What we saw earlier this month with Chatex probably goes along with dirty wallets taking their crypto, going to a marketplace like OpenSea, buying and exchanging NFTs to use the process as a mixer to launder their money. This is similar to the incident when hackers steal ether (ETH) and send it to a smart contract that hides the identity of the output to hide the source.
Just as we don’t want cryptographic vulnerabilities that require government intervention, we don’t want to see security flaws in NFTs. We want to move forward. To do this, we need a compliance infrastructure not only in the crypto space, but also in the NFT industry – and the technology itself. We need battle-coded regulatory procedures and compliance protocols such as KYC rules for any first customer transaction in the NFT space to be encrypted into the transaction.

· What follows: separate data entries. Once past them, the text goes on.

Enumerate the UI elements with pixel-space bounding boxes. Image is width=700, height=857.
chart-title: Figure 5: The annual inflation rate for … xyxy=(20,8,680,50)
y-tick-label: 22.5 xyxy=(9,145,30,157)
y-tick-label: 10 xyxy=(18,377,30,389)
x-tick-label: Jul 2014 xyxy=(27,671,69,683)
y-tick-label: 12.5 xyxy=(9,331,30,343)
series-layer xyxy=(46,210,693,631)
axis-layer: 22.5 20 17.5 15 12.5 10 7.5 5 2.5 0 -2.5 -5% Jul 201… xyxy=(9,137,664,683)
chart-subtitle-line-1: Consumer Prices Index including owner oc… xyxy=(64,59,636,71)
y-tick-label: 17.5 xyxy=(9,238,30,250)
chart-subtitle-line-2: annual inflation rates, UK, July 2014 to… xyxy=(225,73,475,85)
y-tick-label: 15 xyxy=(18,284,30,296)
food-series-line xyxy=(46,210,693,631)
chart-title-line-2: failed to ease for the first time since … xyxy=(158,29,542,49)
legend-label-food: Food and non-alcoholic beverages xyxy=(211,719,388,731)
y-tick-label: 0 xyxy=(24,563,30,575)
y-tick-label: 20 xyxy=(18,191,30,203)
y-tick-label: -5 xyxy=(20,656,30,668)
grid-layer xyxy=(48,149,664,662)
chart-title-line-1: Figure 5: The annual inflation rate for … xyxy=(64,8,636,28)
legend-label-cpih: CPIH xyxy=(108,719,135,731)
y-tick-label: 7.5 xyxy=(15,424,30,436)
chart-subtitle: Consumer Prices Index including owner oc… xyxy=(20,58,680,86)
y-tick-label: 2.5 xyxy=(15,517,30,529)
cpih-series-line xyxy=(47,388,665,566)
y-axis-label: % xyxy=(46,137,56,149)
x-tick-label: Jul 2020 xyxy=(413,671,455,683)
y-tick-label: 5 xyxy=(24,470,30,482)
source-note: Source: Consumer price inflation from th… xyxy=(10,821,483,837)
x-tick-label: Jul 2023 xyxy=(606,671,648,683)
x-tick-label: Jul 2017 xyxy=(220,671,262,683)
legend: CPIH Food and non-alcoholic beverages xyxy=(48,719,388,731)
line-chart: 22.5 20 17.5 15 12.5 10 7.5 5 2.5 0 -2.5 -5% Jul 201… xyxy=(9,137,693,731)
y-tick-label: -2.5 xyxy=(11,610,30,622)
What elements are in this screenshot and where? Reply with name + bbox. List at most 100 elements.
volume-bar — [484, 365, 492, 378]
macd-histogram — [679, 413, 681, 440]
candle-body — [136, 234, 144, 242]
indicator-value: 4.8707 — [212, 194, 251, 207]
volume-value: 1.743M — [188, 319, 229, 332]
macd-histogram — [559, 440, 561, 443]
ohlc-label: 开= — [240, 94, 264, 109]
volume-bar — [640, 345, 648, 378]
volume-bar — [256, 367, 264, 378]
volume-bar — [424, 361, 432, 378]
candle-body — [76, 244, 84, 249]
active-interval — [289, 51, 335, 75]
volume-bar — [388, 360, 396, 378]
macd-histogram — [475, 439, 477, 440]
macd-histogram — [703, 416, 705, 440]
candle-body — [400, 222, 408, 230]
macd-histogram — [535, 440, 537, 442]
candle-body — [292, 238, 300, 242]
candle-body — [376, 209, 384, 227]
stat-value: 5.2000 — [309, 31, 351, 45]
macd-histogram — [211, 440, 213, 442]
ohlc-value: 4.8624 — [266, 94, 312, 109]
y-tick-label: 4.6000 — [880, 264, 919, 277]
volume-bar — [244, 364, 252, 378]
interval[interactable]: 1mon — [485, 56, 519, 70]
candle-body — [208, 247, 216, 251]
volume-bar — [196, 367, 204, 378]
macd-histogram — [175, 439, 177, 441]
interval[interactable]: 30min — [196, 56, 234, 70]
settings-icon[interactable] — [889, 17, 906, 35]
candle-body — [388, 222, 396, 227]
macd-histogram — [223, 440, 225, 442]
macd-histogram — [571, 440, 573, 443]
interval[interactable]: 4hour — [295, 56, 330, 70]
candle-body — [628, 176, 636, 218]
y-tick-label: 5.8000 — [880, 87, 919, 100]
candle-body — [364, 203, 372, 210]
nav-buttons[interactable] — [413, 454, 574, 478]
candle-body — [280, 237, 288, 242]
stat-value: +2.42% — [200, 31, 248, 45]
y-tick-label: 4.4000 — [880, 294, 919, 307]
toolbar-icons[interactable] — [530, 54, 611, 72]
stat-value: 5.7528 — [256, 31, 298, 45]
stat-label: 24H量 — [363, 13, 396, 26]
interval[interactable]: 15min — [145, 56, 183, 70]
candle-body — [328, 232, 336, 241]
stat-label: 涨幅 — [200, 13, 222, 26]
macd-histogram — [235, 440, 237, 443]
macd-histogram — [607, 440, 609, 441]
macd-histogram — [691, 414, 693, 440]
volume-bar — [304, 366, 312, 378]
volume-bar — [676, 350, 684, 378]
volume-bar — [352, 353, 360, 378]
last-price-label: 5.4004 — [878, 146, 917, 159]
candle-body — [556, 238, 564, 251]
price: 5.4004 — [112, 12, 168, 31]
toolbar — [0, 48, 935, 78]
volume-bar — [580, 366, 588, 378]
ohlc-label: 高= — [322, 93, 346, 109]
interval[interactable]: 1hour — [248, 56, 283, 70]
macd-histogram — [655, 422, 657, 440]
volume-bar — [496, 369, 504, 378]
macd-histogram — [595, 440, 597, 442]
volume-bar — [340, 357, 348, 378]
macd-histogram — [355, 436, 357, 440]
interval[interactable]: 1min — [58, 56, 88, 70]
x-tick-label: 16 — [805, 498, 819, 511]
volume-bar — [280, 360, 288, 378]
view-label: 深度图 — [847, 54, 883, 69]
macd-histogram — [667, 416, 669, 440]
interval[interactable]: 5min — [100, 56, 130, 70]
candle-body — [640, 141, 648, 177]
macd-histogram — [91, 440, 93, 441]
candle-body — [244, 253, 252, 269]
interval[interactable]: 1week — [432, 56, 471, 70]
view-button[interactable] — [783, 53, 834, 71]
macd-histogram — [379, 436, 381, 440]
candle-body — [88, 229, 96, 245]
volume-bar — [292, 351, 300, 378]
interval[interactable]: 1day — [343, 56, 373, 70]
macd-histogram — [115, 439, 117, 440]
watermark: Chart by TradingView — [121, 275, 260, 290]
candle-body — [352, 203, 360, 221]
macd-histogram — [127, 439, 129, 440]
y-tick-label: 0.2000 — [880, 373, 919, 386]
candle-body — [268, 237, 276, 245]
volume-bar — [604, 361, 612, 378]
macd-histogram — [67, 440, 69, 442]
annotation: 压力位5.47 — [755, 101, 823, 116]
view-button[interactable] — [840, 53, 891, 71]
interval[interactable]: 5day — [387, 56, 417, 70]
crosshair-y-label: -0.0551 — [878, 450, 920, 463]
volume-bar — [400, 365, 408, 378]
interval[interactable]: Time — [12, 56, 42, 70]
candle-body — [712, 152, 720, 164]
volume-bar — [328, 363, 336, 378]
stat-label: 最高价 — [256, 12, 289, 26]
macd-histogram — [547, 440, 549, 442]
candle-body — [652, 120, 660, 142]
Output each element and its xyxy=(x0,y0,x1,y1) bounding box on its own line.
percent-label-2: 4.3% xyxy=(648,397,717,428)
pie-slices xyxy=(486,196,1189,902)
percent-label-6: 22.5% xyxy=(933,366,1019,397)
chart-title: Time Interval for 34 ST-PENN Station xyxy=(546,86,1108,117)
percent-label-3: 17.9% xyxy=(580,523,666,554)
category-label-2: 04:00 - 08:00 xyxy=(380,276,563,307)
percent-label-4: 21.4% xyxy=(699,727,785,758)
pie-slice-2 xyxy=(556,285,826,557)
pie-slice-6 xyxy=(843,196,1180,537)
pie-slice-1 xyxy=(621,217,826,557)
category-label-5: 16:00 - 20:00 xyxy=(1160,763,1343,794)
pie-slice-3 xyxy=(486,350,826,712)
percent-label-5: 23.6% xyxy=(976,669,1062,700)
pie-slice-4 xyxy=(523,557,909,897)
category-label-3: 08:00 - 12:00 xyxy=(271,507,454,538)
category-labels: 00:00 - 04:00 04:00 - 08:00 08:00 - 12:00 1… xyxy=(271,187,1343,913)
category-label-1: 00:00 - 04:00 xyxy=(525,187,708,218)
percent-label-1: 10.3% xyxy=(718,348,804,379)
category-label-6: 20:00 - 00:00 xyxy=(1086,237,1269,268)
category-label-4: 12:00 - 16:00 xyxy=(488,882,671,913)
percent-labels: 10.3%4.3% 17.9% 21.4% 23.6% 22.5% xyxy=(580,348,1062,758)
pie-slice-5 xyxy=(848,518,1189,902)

It stands to reason that NFT developments, which are already developing at a rapid pace, will include technologies that create regulatory solutions. The same has happened with cryptocurrencies in general and with most industries growing from something small to something big, especially when institutional investors step in. Be it investors, brands or consumers, the list of scams and outright illegal activities is growing.
Related Topics: FATF Guide to Virtual Assets: Winning NFTs, Losing DeFi, And Staying Unchanged
As NFT assistive applications grow and evolve beyond mere collectibles (see: real estate, publishing, and ticketing), they also present a unique opportunity for matching technology. It may not be as exciting as you hear about other elements of NFT, but it is important nonetheless.